3. Test with Minimum Effort

Don’t build a full product first. Build a prototype or small version and see if people use it.

• Before Uber built an empire, they tested with a few black cars and SMS.

• Before iPhone, Jobs saw people juggling iPods, phones, and cameras — then combined them.

Start small, test quickly, and learn fast.

4. Create 10x Value

Small improvements rarely win. Your solution must be dramatically better than what exists.

• WhatsApp wasn’t just “cheaper SMS” — it made texting worldwide free.

• Google wasn’t just another search engine — it made finding information instant and reliable.

5. Scale What Works

Once people start using, loving, and even paying for your small solution, it’s time to grow. At this stage, focus on making it bigger, easier, and available to more people.

The Startup Formula

👉 Listen to problems → Observe behavior → Test small → Create 10x better → Scale.

10 Practical Exercises to Discover What People Want

1. Problem Diary: For one week, write down every time you hear someone complain (at home, school, market, online).

2. Shadow Someone: Follow a shopkeeper, student, or taxi driver for a day. Note down every frustration.

3. Spend $10: Watch how people spend their next 1,000 rupees or $10. Spending shows real priorities.

4. Fake Ad Test: Run a simple Facebook ad for a product idea before building it. If people click, there’s interest.

5. Interview 5 Strangers: Ask them: “What frustrates you the most every day?” Record answers.

6. Reverse Build: Take something people already love (like TikTok, WhatsApp, food delivery). Imagine how to make it 10x easier, faster, or cheaper.

7. Prototype Challenge: Create a one-day prototype (a Google Form, WhatsApp group, or simple poster) to test your idea.

8. Observation Walk: Go to a bazaar or park. Spend 1 hour only watching people.
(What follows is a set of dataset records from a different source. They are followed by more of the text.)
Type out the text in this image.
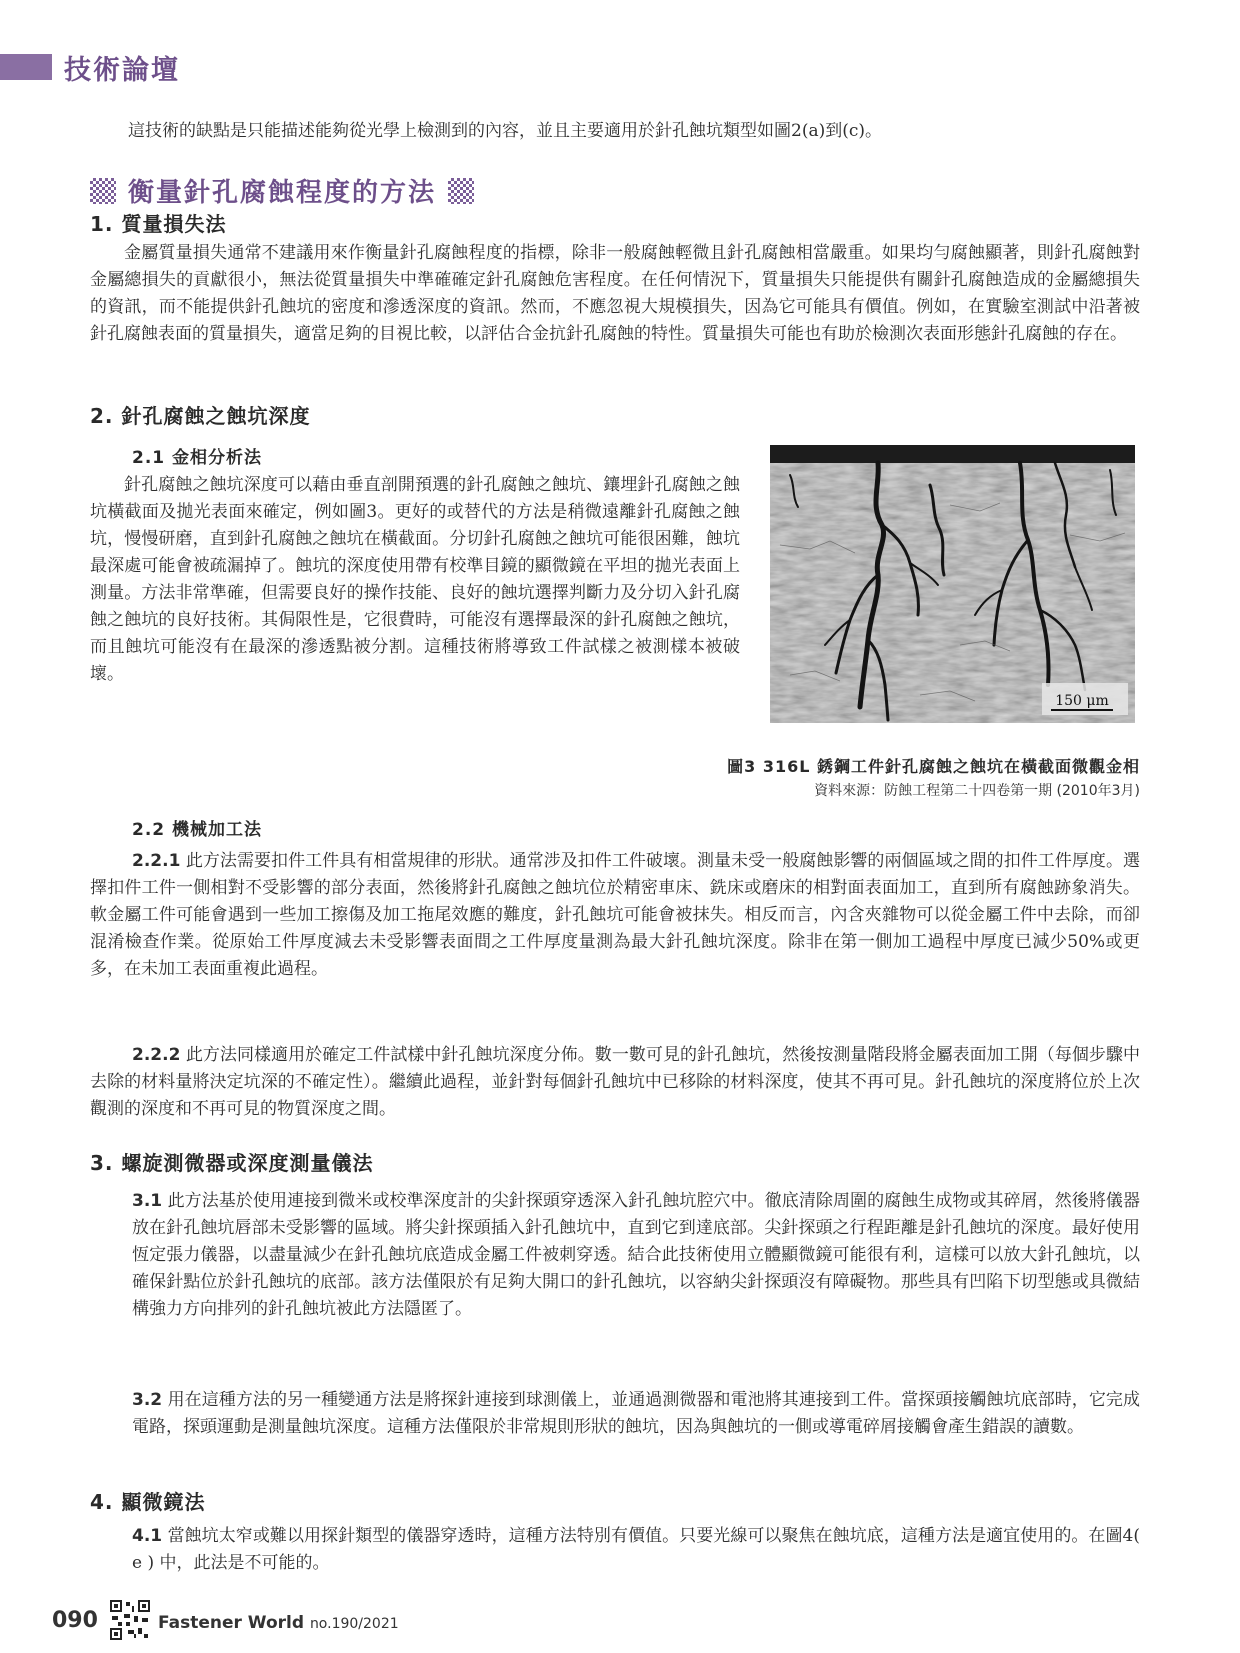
技術論壇

這技術的缺點是只能描述能夠從光學上檢測到的內容，並且主要適用於針孔蝕坑類型如圖2(a)到(c)。

衡量針孔腐蝕程度的方法
1. 質量損失法

金屬質量損失通常不建議用來作衡量針孔腐蝕程度的指標，除非一般腐蝕輕微且針孔腐蝕相當嚴重。如果均勻腐蝕顯著，則針孔腐蝕對金屬總損失的貢獻很小，無法從質量損失中準確確定針孔腐蝕危害程度。在任何情況下，質量損失只能提供有關針孔腐蝕造成的金屬總損失的資訊，而不能提供針孔蝕坑的密度和滲透深度的資訊。然而，不應忽視大規模損失，因為它可能具有價值。例如，在實驗室測試中沿著被針孔腐蝕表面的質量損失，適當足夠的目視比較，以評估合金抗針孔腐蝕的特性。質量損失可能也有助於檢測次表面形態針孔腐蝕的存在。

2. 針孔腐蝕之蝕坑深度
2.1 金相分析法

針孔腐蝕之蝕坑深度可以藉由垂直剖開預選的針孔腐蝕之蝕坑、鑲埋針孔腐蝕之蝕坑橫截面及拋光表面來確定，例如圖3。更好的或替代的方法是稍微遠離針孔腐蝕之蝕坑，慢慢研磨，直到針孔腐蝕之蝕坑在橫截面。分切針孔腐蝕之蝕坑可能很困難，蝕坑最深處可能會被疏漏掉了。蝕坑的深度使用帶有校準目鏡的顯微鏡在平坦的拋光表面上測量。方法非常準確，但需要良好的操作技能、良好的蝕坑選擇判斷力及分切入針孔腐蝕之蝕坑的良好技術。其侷限性是，它很費時，可能沒有選擇最深的針孔腐蝕之蝕坑，而且蝕坑可能沒有在最深的滲透點被分割。這種技術將導致工件試樣之被測樣本被破壞。

150 μm
圖3 316L 銹鋼工件針孔腐蝕之蝕坑在橫截面微觀金相
資料來源：防蝕工程第二十四卷第一期 (2010年3月)
2.2 機械加工法

2.2.1 此方法需要扣件工件具有相當規律的形狀。通常涉及扣件工件破壞。測量未受一般腐蝕影響的兩個區域之間的扣件工件厚度。選擇扣件工件一側相對不受影響的部分表面，然後將針孔腐蝕之蝕坑位於精密車床、銑床或磨床的相對面表面加工，直到所有腐蝕跡象消失。軟金屬工件可能會遇到一些加工擦傷及加工拖尾效應的難度，針孔蝕坑可能會被抹失。相反而言，內含夾雜物可以從金屬工件中去除，而卻混淆檢查作業。從原始工件厚度減去未受影響表面間之工件厚度量測為最大針孔蝕坑深度。除非在第一側加工過程中厚度已減少50%或更多，在未加工表面重複此過程。

2.2.2 此方法同樣適用於確定工件試樣中針孔蝕坑深度分佈。數一數可見的針孔蝕坑，然後按測量階段將金屬表面加工開（每個步驟中去除的材料量將決定坑深的不確定性）。繼續此過程，並針對每個針孔蝕坑中已移除的材料深度，使其不再可見。針孔蝕坑的深度將位於上次觀測的深度和不再可見的物質深度之間。

3. 螺旋測微器或深度測量儀法

3.1 此方法基於使用連接到微米或校準深度計的尖針探頭穿透深入針孔蝕坑腔穴中。徹底清除周圍的腐蝕生成物或其碎屑，然後將儀器放在針孔蝕坑唇部未受影響的區域。將尖針探頭插入針孔蝕坑中，直到它到達底部。尖針探頭之行程距離是針孔蝕坑的深度。最好使用恆定張力儀器，以盡量減少在針孔蝕坑底造成金屬工件被刺穿透。結合此技術使用立體顯微鏡可能很有利，這樣可以放大針孔蝕坑，以確保針點位於針孔蝕坑的底部。該方法僅限於有足夠大開口的針孔蝕坑，以容納尖針探頭沒有障礙物。那些具有凹陷下切型態或具微結構強力方向排列的針孔蝕坑被此方法隱匿了。

3.2 用在這種方法的另一種變通方法是將探針連接到球測儀上，並通過測微器和電池將其連接到工件。當探頭接觸蝕坑底部時，它完成電路，探頭運動是測量蝕坑深度。這種方法僅限於非常規則形狀的蝕坑，因為與蝕坑的一側或導電碎屑接觸會產生錯誤的讀數。

4. 顯微鏡法

4.1 當蝕坑太窄或難以用探針類型的儀器穿透時，這種方法特別有價值。只要光線可以聚焦在蝕坑底，這種方法是適宜使用的。在圖4( e ) 中，此法是不可能的。

090	Fastener World no.190/2021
What problems do you see?

9. Re-Sell Success: Find something that is already selling (like energy drinks, tutoring, rides) and see how you can sell it better, differently, or locally.

10. “I Wish” Game: Ask 10 people to finish this sentence: “I wish I had …” You’ll discover hidden desires.

✅ If every student at Rehan School does these 10 exercises, they will not only learn what people really want but also train their brain to think like problem-solvers — the foundation of every great startup.